While previous sessions had a lot to do with his Obligation (Duty to his Bounty Hunting code, which is nearly the official religion on Rodia, a planet with a strong hunting culture), this session he didn’t have very much to offer. Because it was an investigation and infiltration adventure, he had nothing to shoot at (yet) and he didn’t have the particular set of non-combat skills that would be applicable in this situation.

During the game, I was caught up in the storytelling and getting everyone involved, answering their questions and digging deeper into the mysteries of the Vad V Space Station, and I didn’t realize until after the session that I had basically abandoned Ko.
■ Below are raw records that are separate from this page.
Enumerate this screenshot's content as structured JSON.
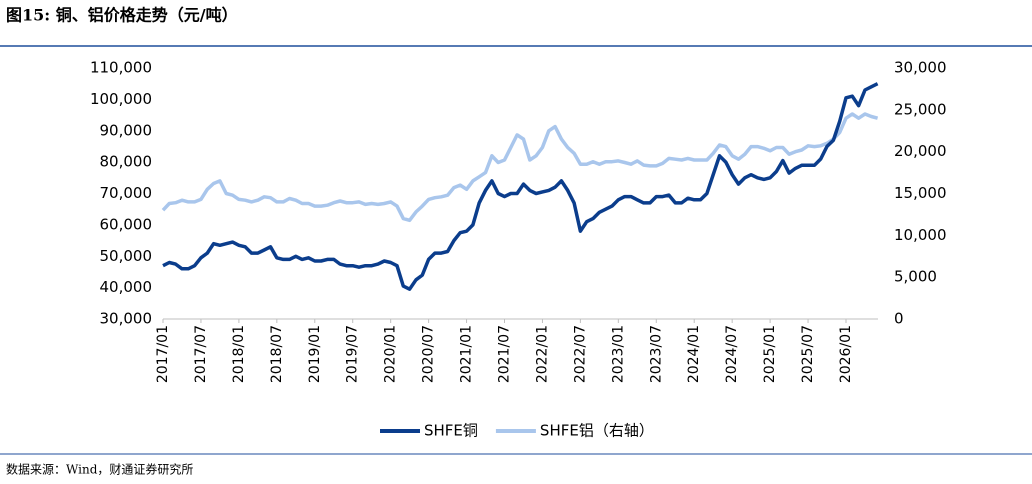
{
  "chart_data": {
    "type": "line",
    "title": "图15: 铜、铝价格走势（元/吨）",
    "source": "数据来源：Wind，财通证券研究所",
    "categories": [
      "2017/01",
      null,
      null,
      null,
      null,
      null,
      "2017/07",
      null,
      null,
      null,
      null,
      null,
      "2018/01",
      null,
      null,
      null,
      null,
      null,
      "2018/07",
      null,
      null,
      null,
      null,
      null,
      "2019/01",
      null,
      null,
      null,
      null,
      null,
      "2019/07",
      null,
      null,
      null,
      null,
      null,
      "2020/01",
      null,
      null,
      null,
      null,
      null,
      "2020/07",
      null,
      null,
      null,
      null,
      null,
      "2021/01",
      null,
      null,
      null,
      null,
      null,
      "2021/07",
      null,
      null,
      null,
      null,
      null,
      "2022/01",
      null,
      null,
      null,
      null,
      null,
      "2022/07",
      null,
      null,
      null,
      null,
      null,
      "2023/01",
      null,
      null,
      null,
      null,
      null,
      "2023/07",
      null,
      null,
      null,
      null,
      null,
      "2024/01",
      null,
      null,
      null,
      null,
      null,
      "2024/07",
      null,
      null,
      null,
      null,
      null,
      "2025/01",
      null,
      null,
      null,
      null,
      null,
      "2025/07",
      null,
      null,
      null,
      null,
      null,
      "2026/01",
      null,
      null,
      null,
      null,
      null
    ],
    "series": [
      {
        "name": "SHFE铜",
        "color": "#0b3d8c",
        "values": [
          47000,
          48000,
          47500,
          46000,
          46000,
          47000,
          49500,
          51000,
          54000,
          53500,
          54000,
          54500,
          53500,
          53000,
          51000,
          51000,
          52000,
          53000,
          49500,
          49000,
          49000,
          50000,
          49000,
          49500,
          48500,
          48500,
          49000,
          49000,
          47500,
          47000,
          47000,
          46500,
          47000,
          47000,
          47500,
          48500,
          48000,
          47000,
          40500,
          39500,
          42500,
          44000,
          49000,
          51000,
          51000,
          51500,
          55000,
          57500,
          58000,
          60000,
          67000,
          71000,
          74000,
          70000,
          69000,
          70000,
          70000,
          73000,
          71000,
          70000,
          70500,
          71000,
          72000,
          74000,
          71000,
          67000,
          58000,
          61000,
          62000,
          64000,
          65000,
          66000,
          68000,
          69000,
          69000,
          68000,
          67000,
          67000,
          69000,
          69000,
          69500,
          67000,
          67000,
          68500,
          68000,
          68000,
          70000,
          76000,
          82000,
          80000,
          76000,
          73000,
          75000,
          76000,
          75000,
          74500,
          75000,
          77000,
          80500,
          76500,
          78000,
          79000,
          79000,
          79000,
          81000,
          85000,
          87000,
          93000,
          100500,
          101000,
          98000,
          103000,
          104000,
          105000
        ]
      },
      {
        "name": "SHFE铝（右轴）",
        "color": "#a9c6ec",
        "axis": "y2",
        "values": [
          13000,
          13800,
          13900,
          14200,
          14000,
          14000,
          14300,
          15500,
          16200,
          16500,
          15000,
          14800,
          14300,
          14200,
          14000,
          14200,
          14600,
          14500,
          14000,
          14000,
          14400,
          14200,
          13800,
          13800,
          13500,
          13500,
          13600,
          13900,
          14100,
          13900,
          13900,
          14000,
          13700,
          13800,
          13700,
          13800,
          14000,
          13500,
          12000,
          11800,
          12800,
          13500,
          14300,
          14500,
          14600,
          14800,
          15700,
          16000,
          15500,
          16500,
          17000,
          17500,
          19500,
          18700,
          19000,
          20500,
          22000,
          21500,
          19000,
          19500,
          20500,
          22500,
          23000,
          21500,
          20500,
          19800,
          18500,
          18500,
          18800,
          18500,
          18800,
          18800,
          18900,
          18700,
          18500,
          18900,
          18400,
          18300,
          18300,
          18600,
          19200,
          19100,
          19000,
          19200,
          19000,
          19000,
          19000,
          19800,
          20800,
          20600,
          19500,
          19100,
          19700,
          20600,
          20600,
          20400,
          20100,
          20500,
          20500,
          19700,
          20000,
          20200,
          20700,
          20600,
          20700,
          21000,
          21500,
          22300,
          24000,
          24500,
          24000,
          24500,
          24200,
          24000
        ]
      }
    ],
    "ylim": [
      30000,
      110000
    ],
    "yticks": [
      {
        "value": 30000,
        "label": "30,000"
      },
      {
        "value": 40000,
        "label": "40,000"
      },
      {
        "value": 50000,
        "label": "50,000"
      },
      {
        "value": 60000,
        "label": "60,000"
      },
      {
        "value": 70000,
        "label": "70,000"
      },
      {
        "value": 80000,
        "label": "80,000"
      },
      {
        "value": 90000,
        "label": "90,000"
      },
      {
        "value": 100000,
        "label": "100,000"
      },
      {
        "value": 110000,
        "label": "110,000"
      }
    ],
    "y2lim": [
      0,
      30000
    ],
    "y2ticks": [
      0,
      {
        "value": 5000,
        "label": "5,000"
      },
      {
        "value": 10000,
        "label": "10,000"
      },
      {
        "value": 15000,
        "label": "15,000"
      },
      {
        "value": 20000,
        "label": "20,000"
      },
      {
        "value": 25000,
        "label": "25,000"
      },
      {
        "value": 30000,
        "label": "30,000"
      }
    ],
    "legend": "bottom"
  }
}
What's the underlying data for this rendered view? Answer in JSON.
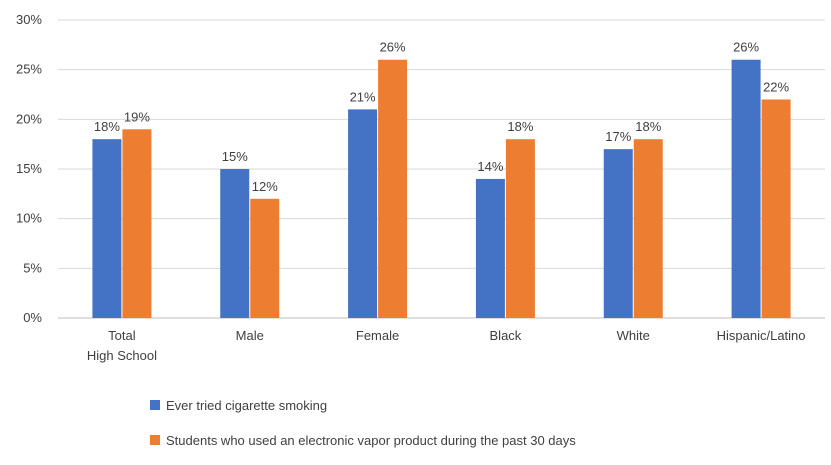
{
  "chart_data": {
    "type": "bar",
    "categories": [
      "Total  High School",
      "Male",
      "Female",
      "Black",
      "White",
      "Hispanic/Latino"
    ],
    "series": [
      {
        "name": "Ever tried cigarette smoking",
        "values": [
          18,
          15,
          21,
          14,
          17,
          26
        ],
        "color": "#4472C4"
      },
      {
        "name": "Students who used an electronic vapor product during the past 30 days",
        "values": [
          19,
          12,
          26,
          18,
          18,
          22
        ],
        "color": "#ED7D31"
      }
    ],
    "y_ticks": [
      "0%",
      "5%",
      "10%",
      "15%",
      "20%",
      "25%",
      "30%"
    ],
    "ylim": [
      0,
      30
    ],
    "value_suffix": "%",
    "grid": true,
    "legend_position": "bottom-left",
    "title": "",
    "xlabel": "",
    "ylabel": ""
  }
}
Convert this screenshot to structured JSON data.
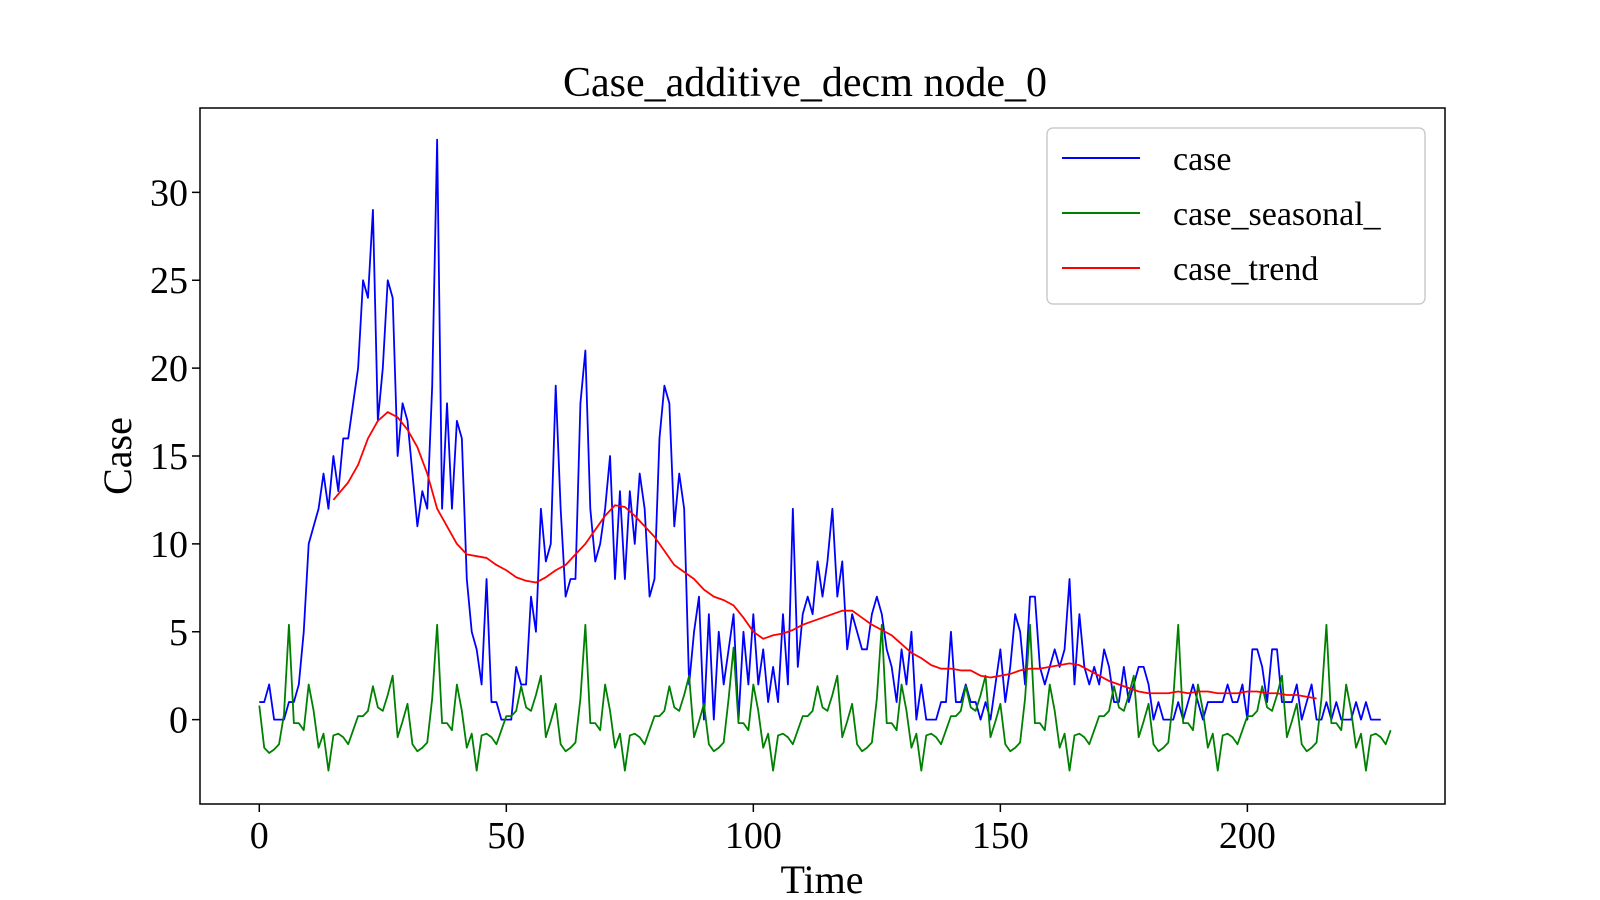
{
  "chart_data": {
    "type": "line",
    "title": "Case_additive_decm node_0",
    "xlabel": "Time",
    "ylabel": "Case",
    "xlim": [
      -12,
      240
    ],
    "ylim": [
      -4.8,
      34.8
    ],
    "xticks": [
      0,
      50,
      100,
      150,
      200
    ],
    "yticks": [
      0,
      5,
      10,
      15,
      20,
      25,
      30
    ],
    "legend": "top-right",
    "grid": false,
    "series": [
      {
        "name": "case",
        "color": "#0000ff",
        "x_start": 0,
        "values": [
          1,
          1,
          2,
          0,
          0,
          0,
          1,
          1,
          2,
          5,
          10,
          11,
          12,
          14,
          12,
          15,
          13,
          16,
          16,
          18,
          20,
          25,
          24,
          29,
          17,
          20,
          25,
          24,
          15,
          18,
          17,
          14,
          11,
          13,
          12,
          19,
          33,
          12,
          18,
          12,
          17,
          16,
          8,
          5,
          4,
          2,
          8,
          1,
          1,
          0,
          0,
          0,
          3,
          2,
          2,
          7,
          5,
          12,
          9,
          10,
          19,
          12,
          7,
          8,
          8,
          18,
          21,
          12,
          9,
          10,
          12,
          15,
          8,
          13,
          8,
          13,
          10,
          14,
          12,
          7,
          8,
          16,
          19,
          18,
          11,
          14,
          12,
          2,
          5,
          7,
          0,
          6,
          0,
          5,
          2,
          4,
          6,
          0,
          5,
          2,
          6,
          2,
          4,
          1,
          3,
          1,
          6,
          2,
          12,
          3,
          6,
          7,
          6,
          9,
          7,
          9,
          12,
          7,
          9,
          4,
          6,
          5,
          4,
          4,
          6,
          7,
          6,
          4,
          3,
          1,
          4,
          2,
          5,
          0,
          2,
          0,
          0,
          0,
          1,
          1,
          5,
          1,
          1,
          2,
          1,
          1,
          0,
          1,
          0,
          2,
          4,
          1,
          3,
          6,
          5,
          2,
          7,
          7,
          3,
          2,
          3,
          4,
          3,
          4,
          8,
          2,
          6,
          3,
          2,
          3,
          2,
          4,
          3,
          1,
          1,
          3,
          1,
          2,
          3,
          3,
          2,
          0,
          1,
          0,
          0,
          0,
          1,
          0,
          1,
          2,
          1,
          0,
          1,
          1,
          1,
          1,
          2,
          1,
          1,
          2,
          0,
          4,
          4,
          3,
          1,
          4,
          4,
          1,
          1,
          1,
          2,
          0,
          1,
          2,
          0,
          0,
          1,
          0,
          1,
          0,
          0,
          0,
          1,
          0,
          1,
          0,
          0,
          0
        ]
      },
      {
        "name": "case_seasonal_",
        "color": "#008000",
        "x_start": 0,
        "values": [
          0.8,
          -1.6,
          -1.9,
          -1.7,
          -1.4,
          0.3,
          5.4,
          -0.2,
          -0.2,
          -0.6,
          2,
          0.5,
          -1.6,
          -0.8,
          -2.9,
          -0.9,
          -0.8,
          -1,
          -1.4,
          -0.6,
          0.2,
          0.2,
          0.5,
          1.9,
          0.7,
          0.5,
          1.4,
          2.5,
          -1,
          -0.1,
          0.9,
          -1.4,
          -1.8,
          -1.6,
          -1.3,
          1.2,
          5.4,
          -0.2,
          -0.2,
          -0.6,
          2,
          0.5,
          -1.6,
          -0.8,
          -2.9,
          -0.9,
          -0.8,
          -1,
          -1.4,
          -0.6,
          0.2,
          0.2,
          0.5,
          1.9,
          0.7,
          0.5,
          1.4,
          2.5,
          -1,
          -0.1,
          0.9,
          -1.4,
          -1.8,
          -1.6,
          -1.3,
          1.2,
          5.4,
          -0.2,
          -0.2,
          -0.6,
          2,
          0.5,
          -1.6,
          -0.8,
          -2.9,
          -0.9,
          -0.8,
          -1,
          -1.4,
          -0.6,
          0.2,
          0.2,
          0.5,
          1.9,
          0.7,
          0.5,
          1.4,
          2.5,
          -1,
          -0.1,
          0.9,
          -1.4,
          -1.8,
          -1.6,
          -1.3,
          1.2,
          4.1,
          -0.2,
          -0.2,
          -0.6,
          2,
          0.5,
          -1.6,
          -0.8,
          -2.9,
          -0.9,
          -0.8,
          -1,
          -1.4,
          -0.6,
          0.2,
          0.2,
          0.5,
          1.9,
          0.7,
          0.5,
          1.4,
          2.5,
          -1,
          -0.1,
          0.9,
          -1.4,
          -1.8,
          -1.6,
          -1.3,
          1.2,
          5.4,
          -0.2,
          -0.2,
          -0.6,
          2,
          0.5,
          -1.6,
          -0.8,
          -2.9,
          -0.9,
          -0.8,
          -1,
          -1.4,
          -0.6,
          0.2,
          0.2,
          0.5,
          1.9,
          0.7,
          0.5,
          1.4,
          2.5,
          -1,
          -0.1,
          0.9,
          -1.4,
          -1.8,
          -1.6,
          -1.3,
          1.2,
          5.4,
          -0.2,
          -0.2,
          -0.6,
          2,
          0.5,
          -1.6,
          -0.8,
          -2.9,
          -0.9,
          -0.8,
          -1,
          -1.4,
          -0.6,
          0.2,
          0.2,
          0.5,
          1.9,
          0.7,
          0.5,
          1.4,
          2.5,
          -1,
          -0.1,
          0.9,
          -1.4,
          -1.8,
          -1.6,
          -1.3,
          1.2,
          5.4,
          -0.2,
          -0.2,
          -0.6,
          2,
          0.5,
          -1.6,
          -0.8,
          -2.9,
          -0.9,
          -0.8,
          -1,
          -1.4,
          -0.6,
          0.2,
          0.2,
          0.5,
          1.9,
          0.7,
          0.5,
          1.4,
          2.5,
          -1,
          -0.1,
          0.9,
          -1.4,
          -1.8,
          -1.6,
          -1.3,
          1.2,
          5.4,
          -0.2,
          -0.2,
          -0.6,
          2,
          0.5,
          -1.6,
          -0.8,
          -2.9,
          -0.9,
          -0.8,
          -1,
          -1.4,
          -0.6
        ]
      },
      {
        "name": "case_trend",
        "color": "#ff0000",
        "x": [
          15,
          18,
          20,
          22,
          24,
          26,
          28,
          30,
          32,
          34,
          36,
          38,
          40,
          42,
          44,
          46,
          48,
          50,
          52,
          54,
          56,
          58,
          60,
          62,
          64,
          66,
          68,
          70,
          72,
          74,
          76,
          78,
          80,
          82,
          84,
          86,
          88,
          90,
          92,
          94,
          96,
          98,
          100,
          102,
          104,
          106,
          108,
          110,
          112,
          114,
          116,
          118,
          120,
          122,
          124,
          126,
          128,
          130,
          132,
          134,
          136,
          138,
          140,
          142,
          144,
          146,
          148,
          150,
          152,
          154,
          156,
          158,
          160,
          162,
          164,
          166,
          168,
          170,
          172,
          174,
          176,
          178,
          180,
          182,
          184,
          186,
          188,
          190,
          192,
          194,
          196,
          198,
          200,
          202,
          204,
          206,
          208,
          210,
          212,
          214
        ],
        "values": [
          12.5,
          13.5,
          14.5,
          16,
          17,
          17.5,
          17.2,
          16.5,
          15.5,
          14,
          12,
          11,
          10,
          9.4,
          9.3,
          9.2,
          8.8,
          8.5,
          8.1,
          7.9,
          7.8,
          8.1,
          8.5,
          8.8,
          9.4,
          10,
          10.8,
          11.6,
          12.2,
          12.1,
          11.6,
          11,
          10.4,
          9.6,
          8.8,
          8.4,
          8,
          7.4,
          7,
          6.8,
          6.5,
          5.8,
          5,
          4.6,
          4.8,
          4.9,
          5.1,
          5.4,
          5.6,
          5.8,
          6,
          6.2,
          6.2,
          5.8,
          5.4,
          5.1,
          4.8,
          4.3,
          3.8,
          3.5,
          3.1,
          2.9,
          2.9,
          2.8,
          2.8,
          2.5,
          2.4,
          2.5,
          2.6,
          2.8,
          2.9,
          2.9,
          3,
          3.1,
          3.2,
          3.1,
          2.8,
          2.5,
          2.2,
          2,
          1.8,
          1.6,
          1.5,
          1.5,
          1.5,
          1.6,
          1.5,
          1.6,
          1.6,
          1.5,
          1.5,
          1.5,
          1.6,
          1.6,
          1.5,
          1.5,
          1.4,
          1.4,
          1.3,
          1.2
        ]
      }
    ]
  }
}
While you may be having fun, one of the responsibilities of the GM is to make sure that fun is spread evenly around. Nobody wants to play in the “Superman and his friends the dumb idiot background characters” game; they want to play as the Justice League, each one contributing. Take a moment every now and then to think about the last time you made an effort to involve each player. Make sure that the spotlight doesn’t fall on the player whose character is the most important right now, but make time for each character to shine. If you do, you’ll find that your players are more invested, and there’ll be less people with their eyes glazing over, not invested in the game and checking their phone.